Должно быть, мне скажут (я уже слышу..., между слов): что за чушь!.., и главное, при чём тут Диана Сати? Двадцать, сорок, семьдесят лет, 1871-1919-1939..., к тому моменту от неё не осталось уже и следа! — Ну да..., ну да... Примерно так же, как от могилы мсье Альфонса Алле на тихом парижском кладбище Сент-Уан, — в которую, паче чаяния, угодила прямой наводкой английская авиационная бомба: пасхальный подарочек от коалиционного мистера Черчилля, разметавший по французской земле (до абсурда смешные) остатки писательского скелета. — Собственно, здесь бы мне впору и замолчать, не закончив фразы, мысли, интонации... Не требуется иметь более четырёх пядей во лбу, чтобы усвоить старую как мир истину: человеческое детство (равно как и детство человечества) не проходит — никогда. Грубея и покрываясь коростой прожитых лет, веков или эпох, оно только опускается всё глубже в толщу внутреннего субстрата, постепенно пронизывая его тонкими нитями исподних (субстратных) связей. Тем более, если они (эти тонкие связи) по какой-то причине оказались повреждёнными, разорванными или раздавленными громоздкой машиной времени и событий первых лет. И с каждым следующим годом из тех призрачных пятидесяти девяти, которые всё-таки (несмотря ни на что) удалось прожить мсье Эрику, его присутствие в мире становился всё больше «не от мира сего», словно бы Лесли и Диана, прорываясь на поверхность через негрубеющую кожу, только так и могли проявить своё присутствие.

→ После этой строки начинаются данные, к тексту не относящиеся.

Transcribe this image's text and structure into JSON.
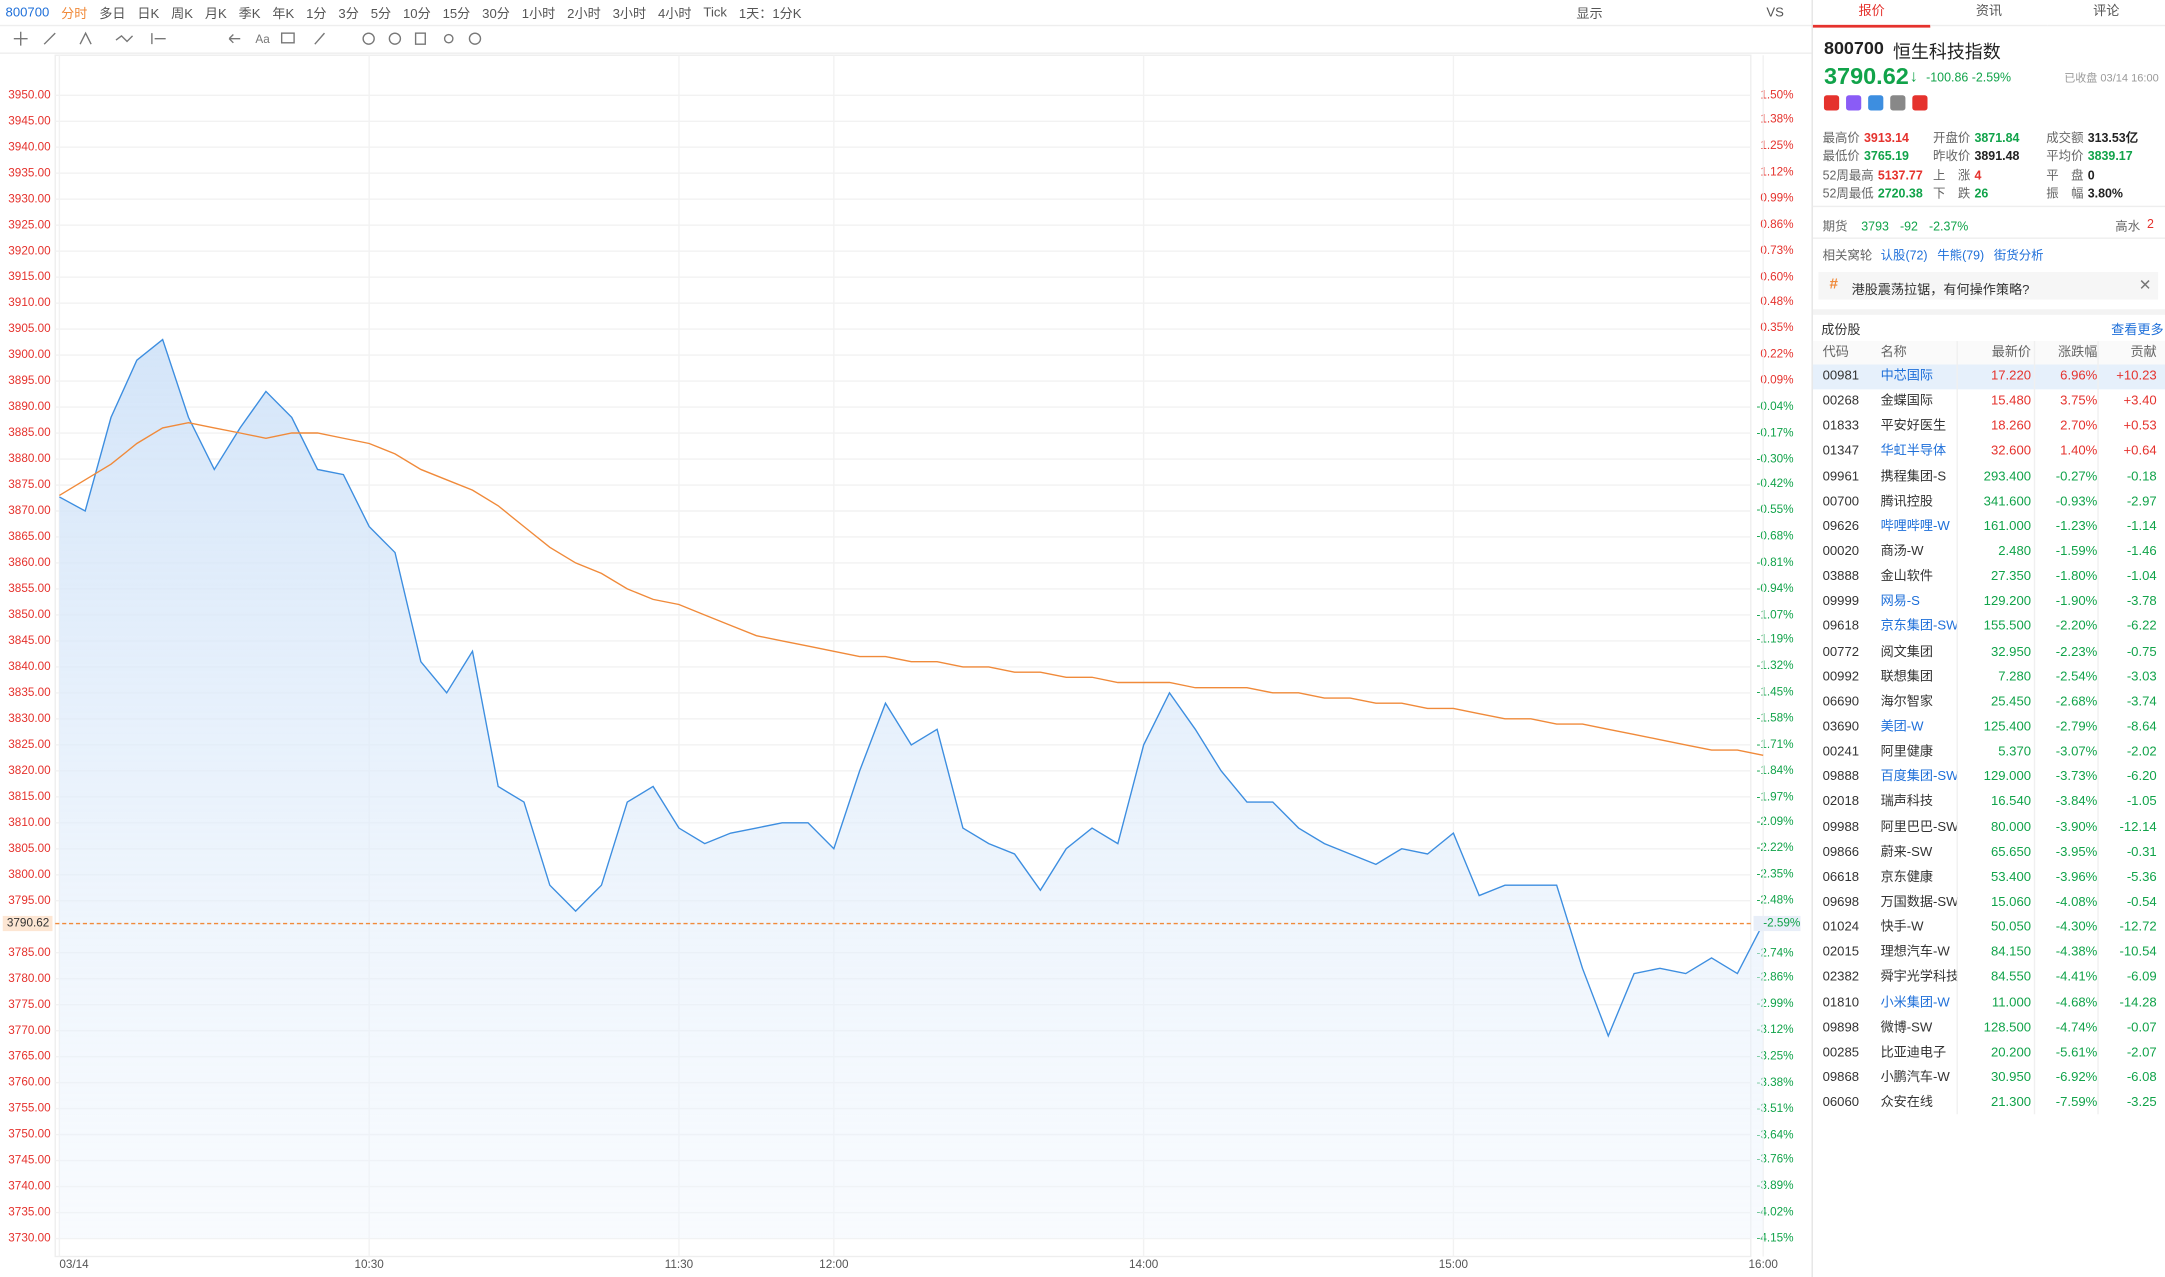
{
  "toolbar": {
    "symbol": "800700",
    "periods": [
      "分时",
      "多日",
      "日K",
      "周K",
      "月K",
      "季K",
      "年K",
      "1分",
      "3分",
      "5分",
      "10分",
      "15分",
      "30分",
      "1小时",
      "2小时",
      "3小时",
      "4小时",
      "Tick",
      "1天：1分K"
    ],
    "display": "显示",
    "vs": "VS"
  },
  "chart_data": {
    "type": "line",
    "x": [
      0,
      5,
      10,
      15,
      20,
      25,
      30,
      35,
      40,
      45,
      50,
      55,
      60,
      65,
      70,
      75,
      80,
      85,
      90,
      95,
      100,
      105,
      110,
      115,
      120,
      125,
      130,
      135,
      140,
      145,
      150,
      155,
      160,
      165,
      170,
      175,
      180,
      185,
      190,
      195,
      200,
      205,
      210,
      215,
      220,
      225,
      230,
      235,
      240,
      245,
      250,
      255,
      260,
      265,
      270,
      275,
      280,
      285,
      290,
      295,
      300,
      305,
      310,
      315,
      320,
      325,
      330
    ],
    "series": [
      {
        "color": "#3d8ee0",
        "values": [
          3872.7,
          3870,
          3888,
          3899,
          3903,
          3888,
          3878,
          3886,
          3893,
          3888,
          3878,
          3877,
          3867,
          3862,
          3841,
          3835,
          3843,
          3817,
          3814,
          3798,
          3793,
          3798,
          3814,
          3817,
          3809,
          3806,
          3808,
          3809,
          3810,
          3810,
          3805,
          3820,
          3833,
          3825,
          3828,
          3809,
          3806,
          3804,
          3797,
          3805,
          3809,
          3806,
          3825,
          3835,
          3828,
          3820,
          3814,
          3814,
          3809,
          3806,
          3804,
          3802,
          3805,
          3804,
          3808,
          3796,
          3798,
          3798,
          3798,
          3782,
          3769,
          3781,
          3782,
          3781,
          3784,
          3781,
          3790.62
        ]
      },
      {
        "color": "#f08a3a",
        "values": [
          3873,
          3876,
          3879,
          3883,
          3886,
          3887,
          3886,
          3885,
          3884,
          3885,
          3885,
          3884,
          3883,
          3881,
          3878,
          3876,
          3874,
          3871,
          3867,
          3863,
          3860,
          3858,
          3855,
          3853,
          3852,
          3850,
          3848,
          3846,
          3845,
          3844,
          3843,
          3842,
          3842,
          3841,
          3841,
          3840,
          3840,
          3839,
          3839,
          3838,
          3838,
          3837,
          3837,
          3837,
          3836,
          3836,
          3836,
          3835,
          3835,
          3834,
          3834,
          3833,
          3833,
          3832,
          3832,
          3831,
          3830,
          3830,
          3829,
          3829,
          3828,
          3827,
          3826,
          3825,
          3824,
          3824,
          3823
        ]
      }
    ],
    "xlim": [
      0,
      330
    ],
    "xticks": [
      {
        "value": 0,
        "label": "03/14"
      },
      {
        "value": 60,
        "label": "10:30"
      },
      {
        "value": 120,
        "label": "11:30"
      },
      {
        "value": 150,
        "label": "12:00"
      },
      {
        "value": 210,
        "label": "14:00"
      },
      {
        "value": 270,
        "label": "15:00"
      },
      {
        "value": 330,
        "label": "16:00"
      }
    ],
    "ylim": [
      3730,
      3950
    ],
    "yticks": [
      {
        "value": 3950,
        "label": "3950.00"
      },
      {
        "value": 3945,
        "label": "3945.00"
      },
      {
        "value": 3940,
        "label": "3940.00"
      },
      {
        "value": 3935,
        "label": "3935.00"
      },
      {
        "value": 3930,
        "label": "3930.00"
      },
      {
        "value": 3925,
        "label": "3925.00"
      },
      {
        "value": 3920,
        "label": "3920.00"
      },
      {
        "value": 3915,
        "label": "3915.00"
      },
      {
        "value": 3910,
        "label": "3910.00"
      },
      {
        "value": 3905,
        "label": "3905.00"
      },
      {
        "value": 3900,
        "label": "3900.00"
      },
      {
        "value": 3895,
        "label": "3895.00"
      },
      {
        "value": 3890,
        "label": "3890.00"
      },
      {
        "value": 3885,
        "label": "3885.00"
      },
      {
        "value": 3880,
        "label": "3880.00"
      },
      {
        "value": 3875,
        "label": "3875.00"
      },
      {
        "value": 3870,
        "label": "3870.00"
      },
      {
        "value": 3865,
        "label": "3865.00"
      },
      {
        "value": 3860,
        "label": "3860.00"
      },
      {
        "value": 3855,
        "label": "3855.00"
      },
      {
        "value": 3850,
        "label": "3850.00"
      },
      {
        "value": 3845,
        "label": "3845.00"
      },
      {
        "value": 3840,
        "label": "3840.00"
      },
      {
        "value": 3835,
        "label": "3835.00"
      },
      {
        "value": 3830,
        "label": "3830.00"
      },
      {
        "value": 3825,
        "label": "3825.00"
      },
      {
        "value": 3820,
        "label": "3820.00"
      },
      {
        "value": 3815,
        "label": "3815.00"
      },
      {
        "value": 3810,
        "label": "3810.00"
      },
      {
        "value": 3805,
        "label": "3805.00"
      },
      {
        "value": 3800,
        "label": "3800.00"
      },
      {
        "value": 3795,
        "label": "3795.00"
      },
      {
        "value": 3785,
        "label": "3785.00"
      },
      {
        "value": 3780,
        "label": "3780.00"
      },
      {
        "value": 3775,
        "label": "3775.00"
      },
      {
        "value": 3770,
        "label": "3770.00"
      },
      {
        "value": 3765,
        "label": "3765.00"
      },
      {
        "value": 3760,
        "label": "3760.00"
      },
      {
        "value": 3755,
        "label": "3755.00"
      },
      {
        "value": 3750,
        "label": "3750.00"
      },
      {
        "value": 3745,
        "label": "3745.00"
      },
      {
        "value": 3740,
        "label": "3740.00"
      },
      {
        "value": 3735,
        "label": "3735.00"
      },
      {
        "value": 3730,
        "label": "3730.00"
      }
    ],
    "y2lim": [
      -4.15,
      1.5
    ],
    "y2ticks": [
      {
        "value": 1.5,
        "label": "1.50%"
      },
      {
        "value": 1.38,
        "label": "1.38%"
      },
      {
        "value": 1.25,
        "label": "1.25%"
      },
      {
        "value": 1.12,
        "label": "1.12%"
      },
      {
        "value": 0.99,
        "label": "0.99%"
      },
      {
        "value": 0.86,
        "label": "0.86%"
      },
      {
        "value": 0.73,
        "label": "0.73%"
      },
      {
        "value": 0.6,
        "label": "0.60%"
      },
      {
        "value": 0.48,
        "label": "0.48%"
      },
      {
        "value": 0.35,
        "label": "0.35%"
      },
      {
        "value": 0.22,
        "label": "0.22%"
      },
      {
        "value": 0.09,
        "label": "0.09%"
      },
      {
        "value": -0.04,
        "label": "-0.04%"
      },
      {
        "value": -0.17,
        "label": "-0.17%"
      },
      {
        "value": -0.3,
        "label": "-0.30%"
      },
      {
        "value": -0.42,
        "label": "-0.42%"
      },
      {
        "value": -0.55,
        "label": "-0.55%"
      },
      {
        "value": -0.68,
        "label": "-0.68%"
      },
      {
        "value": -0.81,
        "label": "-0.81%"
      },
      {
        "value": -0.94,
        "label": "-0.94%"
      },
      {
        "value": -1.07,
        "label": "-1.07%"
      },
      {
        "value": -1.19,
        "label": "-1.19%"
      },
      {
        "value": -1.32,
        "label": "-1.32%"
      },
      {
        "value": -1.45,
        "label": "-1.45%"
      },
      {
        "value": -1.58,
        "label": "-1.58%"
      },
      {
        "value": -1.71,
        "label": "-1.71%"
      },
      {
        "value": -1.84,
        "label": "-1.84%"
      },
      {
        "value": -1.97,
        "label": "-1.97%"
      },
      {
        "value": -2.09,
        "label": "-2.09%"
      },
      {
        "value": -2.22,
        "label": "-2.22%"
      },
      {
        "value": -2.35,
        "label": "-2.35%"
      },
      {
        "value": -2.48,
        "label": "-2.48%"
      },
      {
        "value": -2.74,
        "label": "-2.74%"
      },
      {
        "value": -2.86,
        "label": "-2.86%"
      },
      {
        "value": -2.99,
        "label": "-2.99%"
      },
      {
        "value": -3.12,
        "label": "-3.12%"
      },
      {
        "value": -3.25,
        "label": "-3.25%"
      },
      {
        "value": -3.38,
        "label": "-3.38%"
      },
      {
        "value": -3.51,
        "label": "-3.51%"
      },
      {
        "value": -3.64,
        "label": "-3.64%"
      },
      {
        "value": -3.76,
        "label": "-3.76%"
      },
      {
        "value": -3.89,
        "label": "-3.89%"
      },
      {
        "value": -4.02,
        "label": "-4.02%"
      },
      {
        "value": -4.15,
        "label": "-4.15%"
      }
    ],
    "last_price": {
      "value": 3790.62,
      "label": "3790.62"
    },
    "last_pct": {
      "value": -2.59,
      "label": "-2.59%"
    },
    "grid": true
  },
  "panel": {
    "tabs": [
      "报价",
      "资讯",
      "评论"
    ],
    "code": "800700",
    "name": "恒生科技指数",
    "price": "3790.62",
    "change": "-100.86",
    "pct": "-2.59%",
    "status": "已收盘 03/14 16:00",
    "stats": [
      {
        "label": "最高价",
        "value": "3913.14",
        "color": "#e5322d"
      },
      {
        "label": "开盘价",
        "value": "3871.84",
        "color": "#11a34a"
      },
      {
        "label": "成交额",
        "value": "313.53亿",
        "color": "#222"
      },
      {
        "label": "最低价",
        "value": "3765.19",
        "color": "#11a34a"
      },
      {
        "label": "昨收价",
        "value": "3891.48",
        "color": "#222"
      },
      {
        "label": "平均价",
        "value": "3839.17",
        "color": "#11a34a"
      },
      {
        "label": "52周最高",
        "value": "5137.77",
        "color": "#e5322d"
      },
      {
        "label": "上　涨",
        "value": "4",
        "color": "#e5322d"
      },
      {
        "label": "平　盘",
        "value": "0",
        "color": "#222"
      },
      {
        "label": "52周最低",
        "value": "2720.38",
        "color": "#11a34a"
      },
      {
        "label": "下　跌",
        "value": "26",
        "color": "#11a34a"
      },
      {
        "label": "振　幅",
        "value": "3.80%",
        "color": "#222"
      }
    ],
    "futures": {
      "label": "期货",
      "price": "3793",
      "change": "-92",
      "pct": "-2.37%",
      "premium_label": "高水",
      "premium": "2"
    },
    "warrants": {
      "label": "相关窝轮",
      "items": [
        "认股(72)",
        "牛熊(79)",
        "街货分析"
      ]
    },
    "banner": "港股震荡拉锯，有何操作策略?",
    "section": "成份股",
    "more": "查看更多",
    "headers": [
      "代码",
      "名称",
      "最新价",
      "涨跌幅",
      "贡献"
    ],
    "rows": [
      {
        "code": "00981",
        "name": "中芯国际",
        "price": "17.220",
        "pct": "6.96%",
        "contrib": "+10.23",
        "link": true
      },
      {
        "code": "00268",
        "name": "金蝶国际",
        "price": "15.480",
        "pct": "3.75%",
        "contrib": "+3.40",
        "link": false
      },
      {
        "code": "01833",
        "name": "平安好医生",
        "price": "18.260",
        "pct": "2.70%",
        "contrib": "+0.53",
        "link": false
      },
      {
        "code": "01347",
        "name": "华虹半导体",
        "price": "32.600",
        "pct": "1.40%",
        "contrib": "+0.64",
        "link": true
      },
      {
        "code": "09961",
        "name": "携程集团-S",
        "price": "293.400",
        "pct": "-0.27%",
        "contrib": "-0.18",
        "link": false
      },
      {
        "code": "00700",
        "name": "腾讯控股",
        "price": "341.600",
        "pct": "-0.93%",
        "contrib": "-2.97",
        "link": false
      },
      {
        "code": "09626",
        "name": "哔哩哔哩-W",
        "price": "161.000",
        "pct": "-1.23%",
        "contrib": "-1.14",
        "link": true
      },
      {
        "code": "00020",
        "name": "商汤-W",
        "price": "2.480",
        "pct": "-1.59%",
        "contrib": "-1.46",
        "link": false
      },
      {
        "code": "03888",
        "name": "金山软件",
        "price": "27.350",
        "pct": "-1.80%",
        "contrib": "-1.04",
        "link": false
      },
      {
        "code": "09999",
        "name": "网易-S",
        "price": "129.200",
        "pct": "-1.90%",
        "contrib": "-3.78",
        "link": true
      },
      {
        "code": "09618",
        "name": "京东集团-SW",
        "price": "155.500",
        "pct": "-2.20%",
        "contrib": "-6.22",
        "link": true
      },
      {
        "code": "00772",
        "name": "阅文集团",
        "price": "32.950",
        "pct": "-2.23%",
        "contrib": "-0.75",
        "link": false
      },
      {
        "code": "00992",
        "name": "联想集团",
        "price": "7.280",
        "pct": "-2.54%",
        "contrib": "-3.03",
        "link": false
      },
      {
        "code": "06690",
        "name": "海尔智家",
        "price": "25.450",
        "pct": "-2.68%",
        "contrib": "-3.74",
        "link": false
      },
      {
        "code": "03690",
        "name": "美团-W",
        "price": "125.400",
        "pct": "-2.79%",
        "contrib": "-8.64",
        "link": true
      },
      {
        "code": "00241",
        "name": "阿里健康",
        "price": "5.370",
        "pct": "-3.07%",
        "contrib": "-2.02",
        "link": false
      },
      {
        "code": "09888",
        "name": "百度集团-SW",
        "price": "129.000",
        "pct": "-3.73%",
        "contrib": "-6.20",
        "link": true
      },
      {
        "code": "02018",
        "name": "瑞声科技",
        "price": "16.540",
        "pct": "-3.84%",
        "contrib": "-1.05",
        "link": false
      },
      {
        "code": "09988",
        "name": "阿里巴巴-SW",
        "price": "80.000",
        "pct": "-3.90%",
        "contrib": "-12.14",
        "link": false
      },
      {
        "code": "09866",
        "name": "蔚来-SW",
        "price": "65.650",
        "pct": "-3.95%",
        "contrib": "-0.31",
        "link": false
      },
      {
        "code": "06618",
        "name": "京东健康",
        "price": "53.400",
        "pct": "-3.96%",
        "contrib": "-5.36",
        "link": false
      },
      {
        "code": "09698",
        "name": "万国数据-SW",
        "price": "15.060",
        "pct": "-4.08%",
        "contrib": "-0.54",
        "link": false
      },
      {
        "code": "01024",
        "name": "快手-W",
        "price": "50.050",
        "pct": "-4.30%",
        "contrib": "-12.72",
        "link": false
      },
      {
        "code": "02015",
        "name": "理想汽车-W",
        "price": "84.150",
        "pct": "-4.38%",
        "contrib": "-10.54",
        "link": false
      },
      {
        "code": "02382",
        "name": "舜宇光学科技",
        "price": "84.550",
        "pct": "-4.41%",
        "contrib": "-6.09",
        "link": false
      },
      {
        "code": "01810",
        "name": "小米集团-W",
        "price": "11.000",
        "pct": "-4.68%",
        "contrib": "-14.28",
        "link": true
      },
      {
        "code": "09898",
        "name": "微博-SW",
        "price": "128.500",
        "pct": "-4.74%",
        "contrib": "-0.07",
        "link": false
      },
      {
        "code": "00285",
        "name": "比亚迪电子",
        "price": "20.200",
        "pct": "-5.61%",
        "contrib": "-2.07",
        "link": false
      },
      {
        "code": "09868",
        "name": "小鹏汽车-W",
        "price": "30.950",
        "pct": "-6.92%",
        "contrib": "-6.08",
        "link": false
      },
      {
        "code": "06060",
        "name": "众安在线",
        "price": "21.300",
        "pct": "-7.59%",
        "contrib": "-3.25",
        "link": false
      }
    ]
  }
}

Кошмарные, почти фантасмагорические события, начавшиеся в (совокупной) жизни Эрика, Ольги и Конрада почти сразу после смерти матери и сестры, стали только маленькой прелюдией на этой славной дорожке. Восьмое октября стало для Эрика (а мы сейчас обсуждаем только его, вестимо) переходом в другой мир. Для начала, он сам остался едва жив... «Мы все тогда болели, очень болели..., но больше никто из нас не смог поступить так верно и точно, как сестрица-Диана»...[3] — Умница, отличница, подлинный вундеркинд для своего возраста (и роста)..., — только диву даёшься: до чего же рано она смогла понять главное, о чём никто из её старших родственников тогда даже и не догадывался. Понять... (я сказал) — именно так, — понять... и тут же, не задерживаясь ни на минуту, выйти вон вместе со своим пониманием. Так поступила она..., Диана Satie, не прожившая на этом свете и одного года. Посреди кошмара будущей Мировой Войны. Именно так. — В отличие, скажем, от двоих своих старших братьев и одной сестры, которые не пожелали осознать истины: сколь простой, столь и глубокой. Впрочем, оставим..., — как говорил один мой приятель, не добрый... и не злой.[10] Потому что в этом вопросе нет ровным счётом ничего такого, что можно было бы поставить себе — в заслугу... Даже и самую маленькую. — Но зато..., зато здесь было кое-что ещё, поверх слов... «Мы все тогда болели, очень болели»..., — случайно (словно бы задним числом) обмолвился Эрик. Эта болезнь, общая для них всех, — которая унесла с собой Джейн и Диану, — пожалуй, для французского 1872 года её можно было бы описать всего двумя словами, без уточнения: «грязный Париж».[8] В точности так..., тот смертельно грязный, трижды расстрелянный и дважды голодавший город, который за последний (причём, самый последний) год, кажется, совсем отвык от рук золотарей и дворников, уборщиков и помывщиков, — едва ли не погрязший в продуктах собственной жизни и смерти. Самая элементарная повседневная гигиена сделалась проблемой из проблем. А ведь там, среди этого всего нужно было ещё и чем-то питаться, причём, каждый день..., и даже несколько раз (если повезёт). Холера, дизентерия, гепатит, — палочки, вибрионы и кокки надолго стали негласными хозяевами Парижа (в тесной коалиции с заботливыми оккупантами и недешёвым правительством Тьера). Эта микроскопическая безотказная армия — если не убивала, то уж наверняка была способна сделать инвалидом: до конца дней. Это уж как кому повезёт...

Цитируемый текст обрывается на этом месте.